Le président de la Transition, le général Assimi Goïta, a lancé ce 16 juin à Bamako les travaux de construction de la raffinerie d’or SOROMA-SA, fruit d’un partenariat stratégique entre l’État malien et la société russe Yadran. Cette infrastructure doit permettre au Mali de transformer localement sa production aurifère, jusque-là entièrement exportée à l’état brut.
Implantée sur un terrain de 5 hectares à proximité de l’aéroport de Bamako, la raffinerie aura une capacité annuelle de 200 tonnes, soit quatre fois la production actuelle du pays. Cette montée en puissance repose sur le nouveau Code minier malien, qui impose désormais la transformation locale des ressources. Le capital social de SOROMA-SA s’élève à 600 millions F CFA, dont 62 % détenus par l’État malien. Au-delà de la production, l’objectif est clair : créer des emplois, améliorer les recettes fiscales et donner au Mali un accès direct aux marchés internationaux grâce à des certifications reconnues, comme celle de la LBMA (London Bullion Market Association).
Ce projet s’inscrit dans une politique plus large de souveraineté économique adoptée depuis l’arrivée au pouvoir des militaires en 2021. En plus de SOROMA-SA, le partenariat avec Yadran prévoit aussi la construction d’une usine de transformation de coton et la mise en place d’un mécanisme de sécurisation des importations de produits pétroliers. Ces initiatives illustrent la volonté du régime de diversifier ses alliances internationales, notamment vers la Russie, et de mieux contrôler ses chaînes de valeur stratégiques.
La raffinerie devrait être achevée d’ici décembre 2026. Le ministre de l’Économie et des Mines, pointant l’urgence d’industrialiser la filière aurifère, a exigé le respect strict des délais et un engagement sans faille des partenaires techniques. Le succès du projet dépendra toutefois de sa capacité à obtenir les certifications internationales indispensables à l’exportation d’or raffiné et à séduire les marchés.
L’initiative malienne s’aligne sur une tendance régionale : plusieurs pays d’Afrique de l’Ouest – Burkina Faso, Niger, Guinée – ont eux aussi lancé des réformes pour forcer la transformation locale des ressources minières. Le lancement de la mine de lithium de Goulamina en janvier 2025 avait déjà marqué une étape dans cette stratégie de diversification économique. SOROMA-SA vient ainsi renforcer une dynamique régionale qui vise à sortir du modèle extractif brut.

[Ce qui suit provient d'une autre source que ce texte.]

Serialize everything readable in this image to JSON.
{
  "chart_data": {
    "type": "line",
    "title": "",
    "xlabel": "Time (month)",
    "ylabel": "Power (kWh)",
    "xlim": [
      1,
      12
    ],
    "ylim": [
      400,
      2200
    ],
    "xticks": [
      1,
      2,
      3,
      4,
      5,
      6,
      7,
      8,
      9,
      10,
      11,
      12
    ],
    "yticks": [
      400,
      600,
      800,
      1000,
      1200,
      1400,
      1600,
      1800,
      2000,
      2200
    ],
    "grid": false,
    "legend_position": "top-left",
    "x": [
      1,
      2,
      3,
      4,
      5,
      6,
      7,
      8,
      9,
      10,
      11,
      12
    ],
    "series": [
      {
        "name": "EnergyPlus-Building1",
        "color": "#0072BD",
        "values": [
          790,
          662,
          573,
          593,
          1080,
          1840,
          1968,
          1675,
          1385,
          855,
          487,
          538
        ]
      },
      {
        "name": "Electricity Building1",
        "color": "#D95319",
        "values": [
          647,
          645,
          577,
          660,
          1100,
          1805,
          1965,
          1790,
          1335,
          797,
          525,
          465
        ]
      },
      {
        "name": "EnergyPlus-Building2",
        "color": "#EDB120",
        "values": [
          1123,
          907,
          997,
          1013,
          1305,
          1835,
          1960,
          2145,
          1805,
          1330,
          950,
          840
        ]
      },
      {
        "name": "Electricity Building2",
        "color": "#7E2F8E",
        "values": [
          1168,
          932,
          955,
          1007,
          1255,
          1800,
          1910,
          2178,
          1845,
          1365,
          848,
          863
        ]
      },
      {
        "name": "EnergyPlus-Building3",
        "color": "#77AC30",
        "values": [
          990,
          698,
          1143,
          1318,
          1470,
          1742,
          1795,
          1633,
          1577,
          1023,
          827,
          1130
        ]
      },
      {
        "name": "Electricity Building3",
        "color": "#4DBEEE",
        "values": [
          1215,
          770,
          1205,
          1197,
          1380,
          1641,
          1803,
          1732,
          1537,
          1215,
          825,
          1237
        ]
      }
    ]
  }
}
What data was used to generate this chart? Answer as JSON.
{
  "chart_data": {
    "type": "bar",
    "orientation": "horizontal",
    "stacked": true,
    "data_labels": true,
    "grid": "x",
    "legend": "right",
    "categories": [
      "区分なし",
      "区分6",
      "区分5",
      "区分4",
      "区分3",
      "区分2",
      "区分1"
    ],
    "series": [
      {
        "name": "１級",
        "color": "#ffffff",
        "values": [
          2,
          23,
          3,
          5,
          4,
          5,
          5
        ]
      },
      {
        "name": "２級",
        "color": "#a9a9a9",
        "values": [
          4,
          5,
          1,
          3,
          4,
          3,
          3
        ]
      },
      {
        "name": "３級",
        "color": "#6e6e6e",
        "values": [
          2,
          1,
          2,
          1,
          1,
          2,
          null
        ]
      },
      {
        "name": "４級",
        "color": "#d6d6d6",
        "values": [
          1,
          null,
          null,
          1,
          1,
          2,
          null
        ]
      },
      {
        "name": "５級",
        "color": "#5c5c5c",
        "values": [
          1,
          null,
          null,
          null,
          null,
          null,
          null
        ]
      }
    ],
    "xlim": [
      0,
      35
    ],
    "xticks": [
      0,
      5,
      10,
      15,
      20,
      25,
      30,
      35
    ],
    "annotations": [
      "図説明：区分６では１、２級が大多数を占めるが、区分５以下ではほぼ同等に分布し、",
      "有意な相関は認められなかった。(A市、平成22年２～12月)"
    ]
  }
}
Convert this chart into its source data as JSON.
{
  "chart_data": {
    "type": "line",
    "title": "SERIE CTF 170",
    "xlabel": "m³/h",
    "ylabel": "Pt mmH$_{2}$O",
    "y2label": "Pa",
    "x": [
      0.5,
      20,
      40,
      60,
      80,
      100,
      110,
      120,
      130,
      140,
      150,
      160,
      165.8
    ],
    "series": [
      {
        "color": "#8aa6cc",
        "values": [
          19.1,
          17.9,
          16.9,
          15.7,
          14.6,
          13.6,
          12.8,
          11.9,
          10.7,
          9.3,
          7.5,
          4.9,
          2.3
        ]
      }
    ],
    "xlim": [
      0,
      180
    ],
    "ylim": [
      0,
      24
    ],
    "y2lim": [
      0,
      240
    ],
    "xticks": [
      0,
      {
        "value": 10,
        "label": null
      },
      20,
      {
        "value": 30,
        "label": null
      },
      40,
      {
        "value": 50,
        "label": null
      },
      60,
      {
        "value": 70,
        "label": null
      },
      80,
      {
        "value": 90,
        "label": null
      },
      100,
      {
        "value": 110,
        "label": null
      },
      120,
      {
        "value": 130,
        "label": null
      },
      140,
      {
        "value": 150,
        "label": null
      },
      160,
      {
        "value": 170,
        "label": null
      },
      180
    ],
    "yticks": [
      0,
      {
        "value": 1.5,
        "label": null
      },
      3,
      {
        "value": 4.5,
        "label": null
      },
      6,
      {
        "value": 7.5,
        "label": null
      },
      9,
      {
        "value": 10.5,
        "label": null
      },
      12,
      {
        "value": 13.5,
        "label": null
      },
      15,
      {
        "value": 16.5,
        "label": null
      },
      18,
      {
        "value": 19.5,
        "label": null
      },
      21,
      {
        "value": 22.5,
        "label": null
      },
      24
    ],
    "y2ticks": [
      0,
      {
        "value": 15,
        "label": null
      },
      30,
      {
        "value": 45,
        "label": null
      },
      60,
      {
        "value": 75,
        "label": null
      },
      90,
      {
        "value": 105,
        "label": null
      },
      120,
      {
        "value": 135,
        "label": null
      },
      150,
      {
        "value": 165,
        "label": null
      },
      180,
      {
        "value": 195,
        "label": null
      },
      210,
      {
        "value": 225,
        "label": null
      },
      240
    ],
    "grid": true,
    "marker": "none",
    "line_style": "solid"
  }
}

Fondée en 2008, la société russe Yadran est active dans plusieurs secteurs (pétrole, construction, fintech, blockchain). Sa collaboration avec le Mali ne se limite donc pas à l’or. En octobre 2024, une délégation dirigée par Irek Salikhov avait rencontré le président Goïta pour poser les bases techniques de cette coopération. À l’international, Yadran mise sur une stratégie intégrée dans le secteur énergétique et multiplie ses investissements industriels en Afrique.
Avec un potentiel estimé à près de 950 millions de dollars de plus-value annuelle, la raffinerie pourrait représenter un levier majeur pour les finances publiques maliennes. Mais cette ambition se heurte à des obstacles de taille : sans certification LBMA, l’or raffiné resterait cantonné aux marchés africains. S’ajoute à cela la fragilité politique et sécuritaire du Mali et de la région sahélienne, qui pourrait compromettre la pérennité du projet si elle n’est pas stabilisée.